Wearing armour in Parliament.

Keeping a whale from the King

Beating a carpet in London

Hanging your washing across the street

Minding a cow while drunk

Firing a cannon near a house

Starting but not finishing a railway

Running a farm on your doorstep

Eating the Queen’s Swans

One they should keep is: Knocking and running (knock dahn Ginger) 

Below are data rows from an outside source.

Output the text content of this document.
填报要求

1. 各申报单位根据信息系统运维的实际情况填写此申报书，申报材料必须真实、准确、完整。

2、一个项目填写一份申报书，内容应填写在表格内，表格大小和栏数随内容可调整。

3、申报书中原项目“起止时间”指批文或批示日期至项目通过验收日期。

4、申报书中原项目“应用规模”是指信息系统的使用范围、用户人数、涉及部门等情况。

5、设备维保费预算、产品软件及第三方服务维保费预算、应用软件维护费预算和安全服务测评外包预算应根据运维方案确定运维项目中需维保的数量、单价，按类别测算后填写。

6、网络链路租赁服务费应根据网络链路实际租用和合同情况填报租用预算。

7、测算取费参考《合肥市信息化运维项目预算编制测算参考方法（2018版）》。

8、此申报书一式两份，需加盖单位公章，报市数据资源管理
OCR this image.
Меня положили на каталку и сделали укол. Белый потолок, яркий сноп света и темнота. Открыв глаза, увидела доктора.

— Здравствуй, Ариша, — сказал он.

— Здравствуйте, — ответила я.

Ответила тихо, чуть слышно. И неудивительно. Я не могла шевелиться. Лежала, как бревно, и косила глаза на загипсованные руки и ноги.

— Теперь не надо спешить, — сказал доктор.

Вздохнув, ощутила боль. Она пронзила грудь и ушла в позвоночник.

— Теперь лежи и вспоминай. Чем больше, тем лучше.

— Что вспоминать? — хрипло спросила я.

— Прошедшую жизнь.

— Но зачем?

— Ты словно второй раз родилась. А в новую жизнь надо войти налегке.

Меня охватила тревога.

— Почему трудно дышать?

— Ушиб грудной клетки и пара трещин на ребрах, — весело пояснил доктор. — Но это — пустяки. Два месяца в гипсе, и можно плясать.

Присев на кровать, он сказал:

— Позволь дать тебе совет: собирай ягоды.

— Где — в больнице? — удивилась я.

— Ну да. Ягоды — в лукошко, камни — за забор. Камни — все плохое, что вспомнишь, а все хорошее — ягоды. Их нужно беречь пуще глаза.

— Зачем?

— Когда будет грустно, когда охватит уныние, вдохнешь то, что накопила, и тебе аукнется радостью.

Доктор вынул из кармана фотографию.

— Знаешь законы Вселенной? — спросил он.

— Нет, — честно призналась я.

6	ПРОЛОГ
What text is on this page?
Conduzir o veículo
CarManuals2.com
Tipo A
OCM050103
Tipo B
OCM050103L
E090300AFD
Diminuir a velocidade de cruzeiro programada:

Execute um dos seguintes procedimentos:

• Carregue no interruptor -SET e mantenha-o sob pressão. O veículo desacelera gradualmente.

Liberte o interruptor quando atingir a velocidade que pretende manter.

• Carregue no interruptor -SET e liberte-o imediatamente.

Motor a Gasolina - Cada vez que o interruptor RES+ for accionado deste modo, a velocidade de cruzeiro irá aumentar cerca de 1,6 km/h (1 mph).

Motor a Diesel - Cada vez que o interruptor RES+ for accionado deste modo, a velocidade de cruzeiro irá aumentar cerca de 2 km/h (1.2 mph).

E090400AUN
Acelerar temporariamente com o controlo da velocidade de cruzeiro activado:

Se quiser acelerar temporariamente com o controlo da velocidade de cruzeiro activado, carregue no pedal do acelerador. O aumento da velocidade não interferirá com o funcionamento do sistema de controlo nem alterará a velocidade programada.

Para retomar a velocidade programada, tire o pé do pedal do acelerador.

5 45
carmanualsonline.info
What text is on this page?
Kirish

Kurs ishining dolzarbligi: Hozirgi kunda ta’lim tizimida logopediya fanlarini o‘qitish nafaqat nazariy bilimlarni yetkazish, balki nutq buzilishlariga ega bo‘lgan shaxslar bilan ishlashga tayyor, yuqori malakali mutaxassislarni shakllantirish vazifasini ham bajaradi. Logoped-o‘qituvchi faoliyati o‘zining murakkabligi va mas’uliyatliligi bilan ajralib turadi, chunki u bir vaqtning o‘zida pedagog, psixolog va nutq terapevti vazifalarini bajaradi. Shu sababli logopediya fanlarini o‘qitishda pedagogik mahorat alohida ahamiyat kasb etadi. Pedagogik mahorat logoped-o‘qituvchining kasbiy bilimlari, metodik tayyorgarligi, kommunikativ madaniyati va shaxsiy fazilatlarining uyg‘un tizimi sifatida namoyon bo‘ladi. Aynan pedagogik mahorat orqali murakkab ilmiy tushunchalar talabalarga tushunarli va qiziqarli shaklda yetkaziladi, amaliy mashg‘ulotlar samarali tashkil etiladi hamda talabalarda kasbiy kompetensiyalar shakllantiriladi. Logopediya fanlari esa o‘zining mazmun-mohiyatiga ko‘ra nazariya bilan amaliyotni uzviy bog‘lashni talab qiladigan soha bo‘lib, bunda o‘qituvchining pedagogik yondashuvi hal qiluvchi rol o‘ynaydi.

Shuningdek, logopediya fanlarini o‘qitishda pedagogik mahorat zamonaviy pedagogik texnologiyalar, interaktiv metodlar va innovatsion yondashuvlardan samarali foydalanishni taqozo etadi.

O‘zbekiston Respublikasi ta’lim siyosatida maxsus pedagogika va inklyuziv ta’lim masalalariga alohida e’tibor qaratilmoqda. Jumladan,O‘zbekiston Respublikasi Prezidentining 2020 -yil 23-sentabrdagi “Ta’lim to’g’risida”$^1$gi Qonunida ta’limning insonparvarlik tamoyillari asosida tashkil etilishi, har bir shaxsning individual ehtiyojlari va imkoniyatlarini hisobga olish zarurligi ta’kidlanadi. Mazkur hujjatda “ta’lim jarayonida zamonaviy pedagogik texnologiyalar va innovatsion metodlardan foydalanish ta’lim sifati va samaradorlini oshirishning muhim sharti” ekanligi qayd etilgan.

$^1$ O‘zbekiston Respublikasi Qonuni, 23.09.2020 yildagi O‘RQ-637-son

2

And one they should lose is the 1799 income tax rip orf introduced as a means of paying for the war against the French forces under Napoleon.

Because I think that conflict is just about over now...

Buford, Wyoming, the nation's smallest town, will lose its long-time - and only - resident on Thursday when the outpost along Interstate 80 is auctioned off to the highest bidder.
The minimum bid for Buford, 10-plus acres with a convenience store-cum-gas station situated between the capital city of Cheyenne and Laramie, Wyoming, is $100,000 for a sale to take place in town at noon local time.
Buford is one of two tiny Western towns to be sold by owners whose spouses have died and whose adult children have moved on.
Pray, Montana, population 8, is on the market for $1.4 million, a price realtors say is a steal for property just north of Yellowstone National Park in the scenic Paradise Valley.

Both communities sprang to life amid Western settlement in the late 19th and early 20th centuries when railroads brought people, supplies and prosperity to frontier towns, some of which failed to flourish despite hype by land speculators.

At least there won’t be any problems with neighbours....

And finally:

A wooden 1955 Mercedes Benz 300SL Gullwing classic car has sold for £5,000 on eBay, Hand-carved from wood and listed as being on sale in the German city of Duisberg, the 1:1 scale replica comes with front wheels that actually steer, The seats also look to be authentic and in keeping with the original car’s style.
The dashboard and interior also appear to be very detailed

No MOT needed, but a woodworm check every couple of years would be advisable...

And today’s thought:



1 comment:

James Higham said...

A joint report by the Law Commission for England and Wales and Scottish Law Commission said there are as many as 817 entire acts and sections of a further 50 that need repealed.

They can start with 1997 and go forward, then go back to ancient times.